The following weeks I remember through a haze of tears, an absolute physical longing for my baby and a depth of despair I never thought imaginable. My brother flew over from England and the four of us took off for the South Island. I suppose we were seeking escape of some sort, but unfortunately that kind of reality cannot simply be left behind by kilometres. Having part of my family with me was, however, of enormous comfort and I was thankful for their presence. A flurry of love and support came in the form of emails from nearly everyone I knew around the globe. I missed my friends intensely and longed to have them all round me, gently wrapping me in their tender care. I was often tempted to jump on a plane and visit those special women whose company I so desperately needed. I knew however, that 2 minutes’ distance from Andrew, and I would fall apart completely. Once our families had gone and we were left with only each other, a kind of hibernation started that would last several months. Frequent trips to the liquor store were a regular source of relief that helped to dull the pain.

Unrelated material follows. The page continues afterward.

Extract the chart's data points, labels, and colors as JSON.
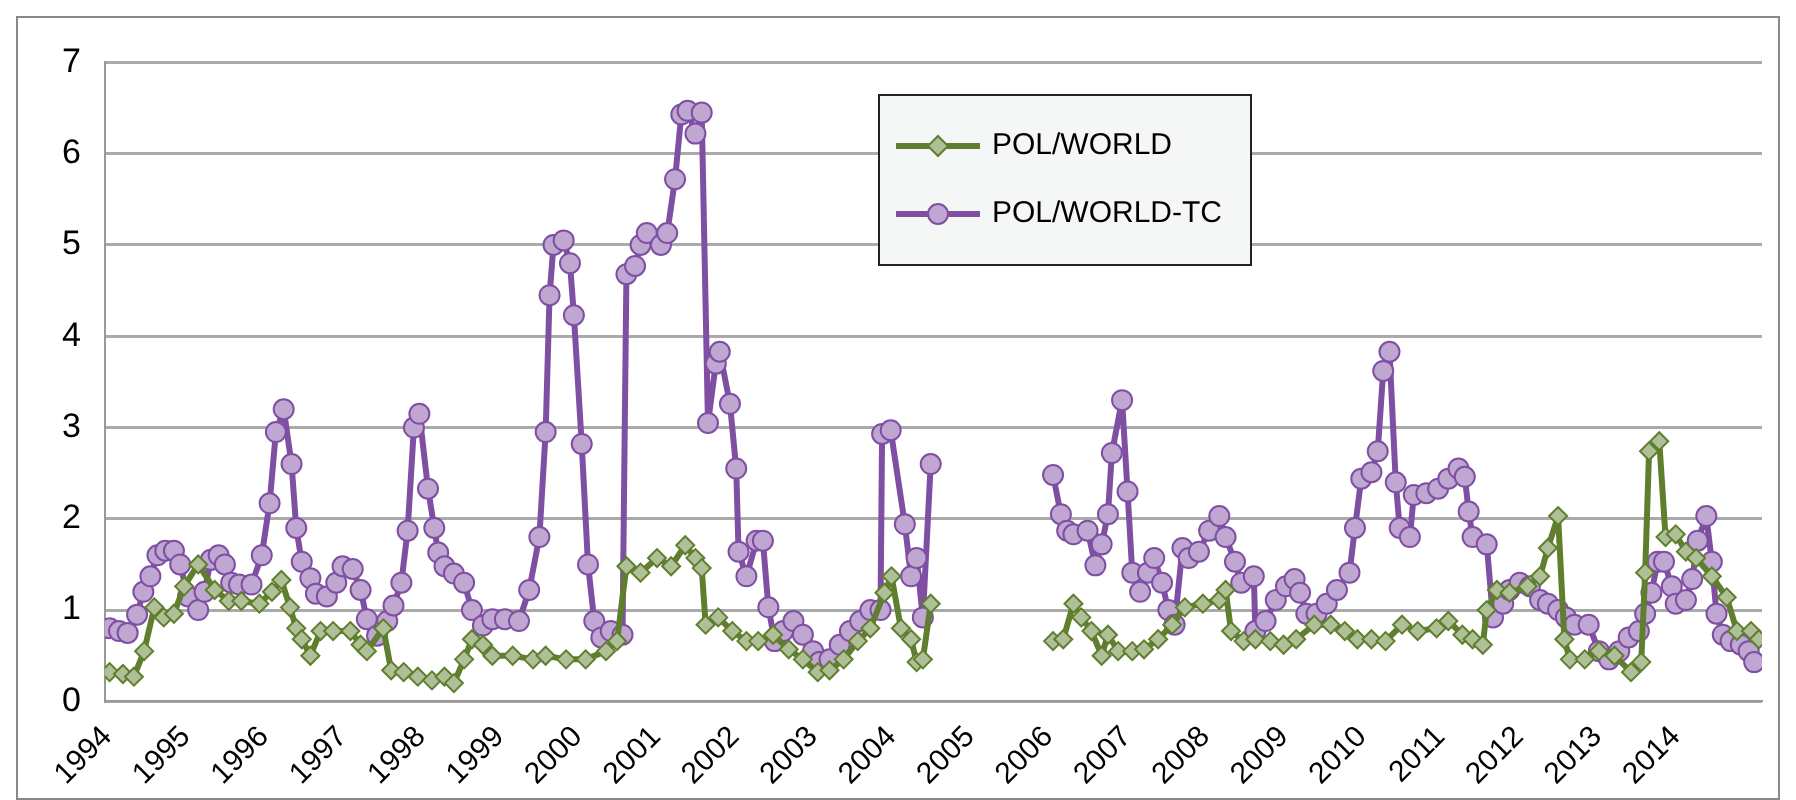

Gradually however, plans for the future started to take shape as we slowly moved out of the darkest of times and into the light that is life.
Asia will always be with us and will always be missed and her absence mourned. That is a weight we will bear for the rest of our lives. Time is the only true healer however, and the gift of a worthy life in this beautiful land of New Zealand, not something to be buried in sorrow. Asia was born and I was her mother. My pain will always be deeper and so it must inevitably become something I bear alone. The world, as it should, moves on with greater ease. I will however strive to live as good, full and happy a life as I can, for her as well as for myself and those I love.